Für die einen ist sie die einzige Sendung des Ost- Fernsehens, die ohne Ausfall über die Wende kam. Für die anderen ist Achims Ostmitbringsel in die deutsche Einheit dagegen der TV- Beweis, daß es mit der Selbstbefreiung der DDRler soweit nicht hergewesen sein kann und auch 40 Jahre Sozialismus nicht reichten, um den Menschen wenigstens in Sachen Geschmack zu formen. Oder eben gerade das.

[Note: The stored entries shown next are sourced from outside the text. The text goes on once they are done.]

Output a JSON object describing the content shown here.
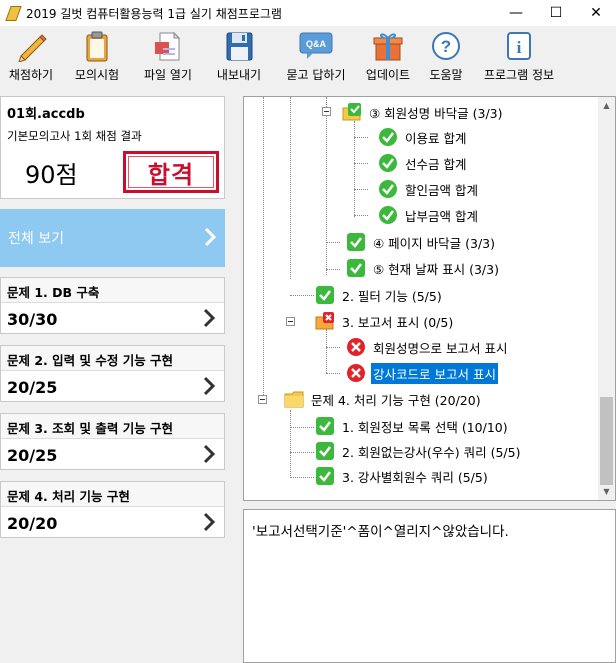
{
  "window": {
    "title": "2019 길벗 컴퓨터활용능력 1급 실기 채점프로그램",
    "minimize": "—",
    "maximize": "☐",
    "close": "✕"
  },
  "toolbar": {
    "items": [
      {
        "label": "채점하기",
        "icon": "pencil-icon"
      },
      {
        "label": "모의시험",
        "icon": "clipboard-icon"
      },
      {
        "label": "파일 열기",
        "icon": "open-file-icon"
      },
      {
        "label": "내보내기",
        "icon": "floppy-disk-icon"
      },
      {
        "label": "묻고 답하기",
        "icon": "qa-bubble-icon",
        "badge": "Q&A"
      },
      {
        "label": "업데이트",
        "icon": "gift-box-icon"
      },
      {
        "label": "도움말",
        "icon": "help-icon",
        "glyph": "?"
      },
      {
        "label": "프로그램 정보",
        "icon": "info-icon",
        "glyph": "i"
      }
    ]
  },
  "summary": {
    "file_name": "01회.accdb",
    "result_label": "기본모의고사 1회 채점 결과",
    "score": "90점",
    "pass_stamp": "합격"
  },
  "view_all": {
    "label": "전체 보기"
  },
  "problems": [
    {
      "title": "문제 1. DB 구축",
      "score": "30/30"
    },
    {
      "title": "문제 2. 입력 및 수정 기능 구현",
      "score": "20/25"
    },
    {
      "title": "문제 3. 조회 및 출력 기능 구현",
      "score": "20/25"
    },
    {
      "title": "문제 4. 처리 기능 구현",
      "score": "20/20"
    }
  ],
  "tree": {
    "nodes": [
      {
        "text": "③ 회원성명 바닥글 (3/3)",
        "icon": "folder-check-icon"
      },
      {
        "text": "이용료 합계",
        "icon": "check-icon"
      },
      {
        "text": "선수금 합계",
        "icon": "check-icon"
      },
      {
        "text": "할인금액 합계",
        "icon": "check-icon"
      },
      {
        "text": "납부금액 합계",
        "icon": "check-icon"
      },
      {
        "text": "④ 페이지 바닥글 (3/3)",
        "icon": "check-box-icon"
      },
      {
        "text": "⑤ 현재 날짜 표시 (3/3)",
        "icon": "check-box-icon"
      },
      {
        "text": "2. 필터 기능 (5/5)",
        "icon": "check-box-icon"
      },
      {
        "text": "3. 보고서 표시 (0/5)",
        "icon": "folder-error-icon"
      },
      {
        "text": "회원성명으로 보고서 표시",
        "icon": "error-icon"
      },
      {
        "text": "강사코드로 보고서 표시",
        "icon": "error-icon",
        "selected": true
      },
      {
        "text": "문제 4. 처리 기능 구현 (20/20)",
        "icon": "folder-icon"
      },
      {
        "text": "1. 회원정보 목록 선택 (10/10)",
        "icon": "check-box-icon"
      },
      {
        "text": "2. 회원없는강사(우수) 쿼리 (5/5)",
        "icon": "check-box-icon"
      },
      {
        "text": "3. 강사별회원수 쿼리 (5/5)",
        "icon": "check-box-icon"
      }
    ]
  },
  "message": "'보고서선택기준'^폼이^열리지^않았습니다.",
  "colors": {
    "view_all_bg": "#8ec9f2",
    "selection": "#0078d7",
    "check_green": "#3cb93c",
    "error_red": "#e0242c",
    "stamp_red": "#c8102e"
  }
}
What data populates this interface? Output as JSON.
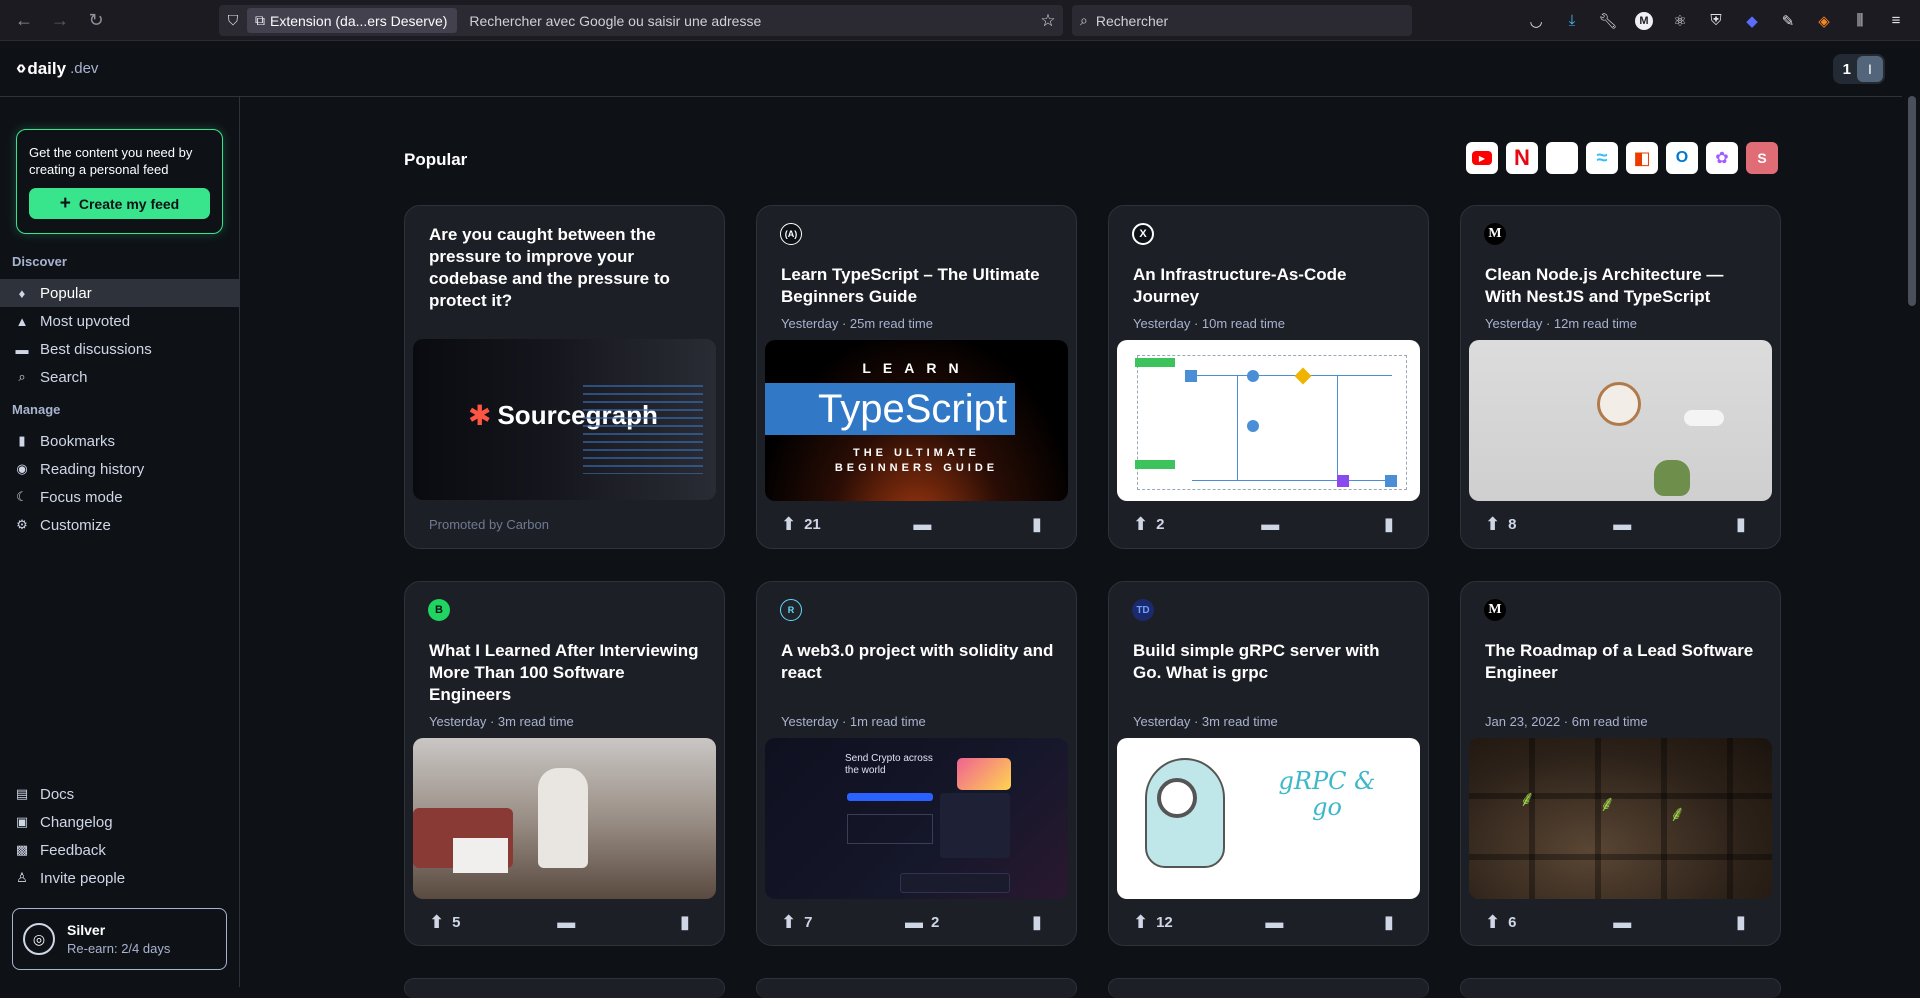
{
  "browser": {
    "extension_chip": "Extension (da...ers Deserve)",
    "url_placeholder": "Rechercher avec Google ou saisir une adresse",
    "search_placeholder": "Rechercher"
  },
  "header": {
    "logo_text": "daily",
    "logo_suffix": ".dev",
    "reputation": "1",
    "avatar_letter": "I"
  },
  "sidebar": {
    "promo_text": "Get the content you need by creating a personal feed",
    "create_feed_label": "Create my feed",
    "discover_title": "Discover",
    "discover_items": [
      {
        "label": "Popular",
        "icon": "flame-icon"
      },
      {
        "label": "Most upvoted",
        "icon": "upvote-icon"
      },
      {
        "label": "Best discussions",
        "icon": "comment-icon"
      },
      {
        "label": "Search",
        "icon": "search-icon"
      }
    ],
    "manage_title": "Manage",
    "manage_items": [
      {
        "label": "Bookmarks",
        "icon": "bookmark-icon"
      },
      {
        "label": "Reading history",
        "icon": "eye-icon"
      },
      {
        "label": "Focus mode",
        "icon": "moon-icon"
      },
      {
        "label": "Customize",
        "icon": "gear-icon"
      }
    ],
    "bottom_items": [
      {
        "label": "Docs",
        "icon": "docs-icon"
      },
      {
        "label": "Changelog",
        "icon": "terminal-icon"
      },
      {
        "label": "Feedback",
        "icon": "feedback-icon"
      },
      {
        "label": "Invite people",
        "icon": "invite-icon"
      }
    ],
    "rank_title": "Silver",
    "rank_sub": "Re-earn: 2/4 days"
  },
  "main": {
    "title": "Popular",
    "shortcuts": [
      {
        "name": "youtube",
        "color": "#ff0000"
      },
      {
        "name": "netflix",
        "color": "#e50914"
      },
      {
        "name": "blank",
        "color": "#ffffff"
      },
      {
        "name": "tailwind",
        "color": "#38bdf8"
      },
      {
        "name": "office",
        "color": "#eb3c00"
      },
      {
        "name": "outlook",
        "color": "#0078d4"
      },
      {
        "name": "figma",
        "color": "#a259ff"
      },
      {
        "name": "s",
        "color": "#e06c75",
        "letter": "S"
      }
    ],
    "cards": [
      {
        "title": "Are you caught between the pressure to improve your codebase and the pressure to protect it?",
        "promoted": "Promoted by Carbon",
        "image_text": "Sourcegraph"
      },
      {
        "source": "(A)",
        "title": "Learn TypeScript – The Ultimate Beginners Guide",
        "meta": "Yesterday · 25m read time",
        "upvotes": "21",
        "comments": "",
        "image_text": "TypeScript"
      },
      {
        "source": "X",
        "title": "An Infrastructure-As-Code Journey",
        "meta": "Yesterday · 10m read time",
        "upvotes": "2",
        "comments": ""
      },
      {
        "source": "M",
        "title": "Clean Node.js Architecture —With NestJS and TypeScript",
        "meta": "Yesterday · 12m read time",
        "upvotes": "8",
        "comments": ""
      },
      {
        "source": "B",
        "title": "What I Learned After Interviewing More Than 100 Software Engineers",
        "meta": "Yesterday · 3m read time",
        "upvotes": "5",
        "comments": ""
      },
      {
        "source": "R",
        "title": "A web3.0 project with solidity and react",
        "meta": "Yesterday · 1m read time",
        "upvotes": "7",
        "comments": "2",
        "image_text": "Send Crypto across the world"
      },
      {
        "source": "TD",
        "title": "Build simple gRPC server with Go. What is grpc",
        "meta": "Yesterday · 3m read time",
        "upvotes": "12",
        "comments": "",
        "image_text": "gRPC & go"
      },
      {
        "source": "M",
        "title": "The Roadmap of a Lead Software Engineer",
        "meta": "Jan 23, 2022 · 6m read time",
        "upvotes": "6",
        "comments": ""
      }
    ]
  }
}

Immerhin bietet die Show alles, was die Quote jodeln läßt: gute Laune im Mitklatsch-Format und gnadenlose Gemütlichkeit. „Achims Hitparade“ hat's so dicke, daß es nicht nur zur Qualifikation fürs weltweite Deutsche Welle TV und einen Live-Abstecher nach Kanada 1996 reichte, sondern selbst Grimme-Preisträger aufmerken. Wie „Mattscheiben“-Beobachter Kalkofe, den die Figur des Zonenzombis durch ihre Übereinstimmung von nix Inhalt und nix Form einen dauernden Anlaß zum wohligen Würgen bescherte. Freilich hate er nicht mit der entwaffnenden Dankbarkeit des Ossis gerechnet. Der fand Kalkofes verbale Kotzattacken nämlich richtig toll und schickte aus seinem Stadl bald versteckte Grußbotschaften an „Kalki“. Das Schunkel-Fossil hatte wirklich Humor, wie Spötterbote Oli nach einem persönlichen Feindbildbesuch bald feststellen mußte. Der Rest ist Legende: Mentzel gelangte in die „Mattscheiben“-Specials plötzlich als Mitmoderator, wofür sich nun Kalkofe als Überraschungsgast Achims Hitparaden-Publikum stellen soll. Ob der sich live vor die volkstümelige Meute traut, ist noch nicht sicher.

Dabei könnte er die nochmal richtig schocken, indem er das Vorleben ihres Achims enthüllt. Der war nämlich früher ein ganz anderer, einer, der den Rock 'n' Roll zentnerweise in sich hatte (wovon noch vier Ehen und acht Kinder künden).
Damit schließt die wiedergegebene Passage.